Dr. Robb Akridge, best known as the creator of Clarisonic, is introducing a new facial innovation and this time the concept extends beyond a skin care tool. His latest venture, Opulus Beauty Labs, has launched what Dr. Robb described as a “personal beauty lab.” The regimen begins with Opoule Ampoules which are waterless, single-dose treatments designed with an inner filling of actives encased within an outer layer of ingredients meant to enhance absorption. The plastic-free pods are placed in a beauty appliance, Opulus Activator, that heats and unifies the dual-layered formula with the goal of churning out precise, peak-potency applications. A starter system, which includes the activator plus a four-week ampoule supply, retails for $495 and is available for pre-sale.
The idea for the concept was inspired by chocolate (yes, chocolate).
“When L’Oréal bought Clarisonic it gave me the freedom to no longer just think about that brand,” explained Dr. Robb. “I was in a fancy chocolate shop and I started thinking about how each one has a different flavor, texture and experience and I thought, why isn’t skin care like that? I began conceptualizing how the chocolate format would work with cosmetic chemistry to create something that could give us serums, oils and body treatments to offer a new experience in beauty.”
For the launch, the ampoules focus on retinol, the beauty industry’s holy grail ingredient for premature aging known for its worse-before-better list of side effects, such redness and peeling. This system aims to take the guesswork out of the adaptation process.

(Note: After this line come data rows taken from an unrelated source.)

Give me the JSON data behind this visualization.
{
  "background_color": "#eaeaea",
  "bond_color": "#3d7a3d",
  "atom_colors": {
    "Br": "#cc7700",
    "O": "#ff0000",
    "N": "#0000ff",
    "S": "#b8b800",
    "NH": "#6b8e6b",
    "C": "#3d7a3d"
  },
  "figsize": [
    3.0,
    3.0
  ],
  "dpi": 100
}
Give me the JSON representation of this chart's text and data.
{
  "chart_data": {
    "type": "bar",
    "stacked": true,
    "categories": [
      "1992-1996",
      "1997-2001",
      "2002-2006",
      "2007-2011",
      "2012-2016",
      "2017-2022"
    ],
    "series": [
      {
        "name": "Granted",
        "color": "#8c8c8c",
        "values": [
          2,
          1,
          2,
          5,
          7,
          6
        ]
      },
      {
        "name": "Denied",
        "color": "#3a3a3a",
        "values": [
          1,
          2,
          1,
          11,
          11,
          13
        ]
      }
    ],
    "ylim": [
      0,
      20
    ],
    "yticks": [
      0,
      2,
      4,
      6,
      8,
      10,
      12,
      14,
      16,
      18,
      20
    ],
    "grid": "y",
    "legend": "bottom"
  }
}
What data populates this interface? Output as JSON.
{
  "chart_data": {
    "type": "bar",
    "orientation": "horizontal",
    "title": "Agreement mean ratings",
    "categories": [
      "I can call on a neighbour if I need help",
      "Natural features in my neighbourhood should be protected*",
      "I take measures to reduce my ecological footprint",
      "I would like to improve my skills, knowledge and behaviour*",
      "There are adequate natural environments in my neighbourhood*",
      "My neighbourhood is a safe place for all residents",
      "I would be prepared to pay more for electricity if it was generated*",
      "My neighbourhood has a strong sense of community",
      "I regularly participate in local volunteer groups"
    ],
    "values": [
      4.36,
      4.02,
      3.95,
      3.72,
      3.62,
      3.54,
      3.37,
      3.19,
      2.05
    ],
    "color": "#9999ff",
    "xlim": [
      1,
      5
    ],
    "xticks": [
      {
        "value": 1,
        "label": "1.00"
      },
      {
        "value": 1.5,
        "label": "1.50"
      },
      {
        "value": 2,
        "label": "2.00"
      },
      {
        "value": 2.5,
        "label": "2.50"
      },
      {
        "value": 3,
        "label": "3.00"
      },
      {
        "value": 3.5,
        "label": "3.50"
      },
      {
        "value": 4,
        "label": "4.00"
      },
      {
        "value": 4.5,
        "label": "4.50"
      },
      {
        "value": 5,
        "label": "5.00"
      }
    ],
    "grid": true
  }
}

“Retinol has been around for 40 years and the main challenge has been trying to get the right concentration at the right time and over the right period to avoid irritation. People are doing so many things to make it work from diluting it to decreasing frequency usage,” said Dr. Robb. “We created a system where a different ampoule is used every night and as a user goes through the ‘advent calendar,’ they are increasing tolerance for retinol over time.”
Noting that active indigents are sensitive to light and air, Michelle Balmer, the company’s Chief Brand Officer who previously worked on the Clarisonic brand, said the system is superior to jars as consumers don’t have to worry about formula degradation.
“Cosmetic packaging has had to solve the issue of freshly mixing ingredients with various concepts such as dual chamber bottles, so this idea of enrobing a part of the formula within another, which is only activated when ready for use, has reimagined the delivery system for actives,” she said.
As a new-to-market product, the brand will lean heavily on education.
“We are putting together a video series on Youtube with award-winning dermatologist, Dr. Marnie Nussbaum. There’s so much misinformation about retinol so we are relying on a combination of her expertise and our innovation to simplify information for consumers,” said Michelle. “Additionally, we didn’t plan to be 100 percent DTC and we had some great opportunities, but we shifted based on what’s happened in the world. We now see a big opportunity for our aestheticians to visit clients within their homes for one-on-one experiences.”
Additional marketing plans include digital advertising, Instagram influencer partnerships and teaming up with a feng shui master.
“Like feng shui, what we are bringing to the table is a ritual, so we thought it would be fun to showcase this new experience through how an individual interacts with rituals they already have in their home. So, we’re looking at a lot of new and exciting ways of marketing,” said Michelle.
The company, which is funded by the support of 13 angel investors, is planning to roll out additional products to work with the applicator.
“With Clarisonic, we were stuck in cleansing. We don’t have that limitation with this brand,” said Dr. Robb. “The next step we will be looking at different types of facial treatments like masks and peels, as well as body and hair care. We’re only limited by our imagination and, we have a really good imagination.”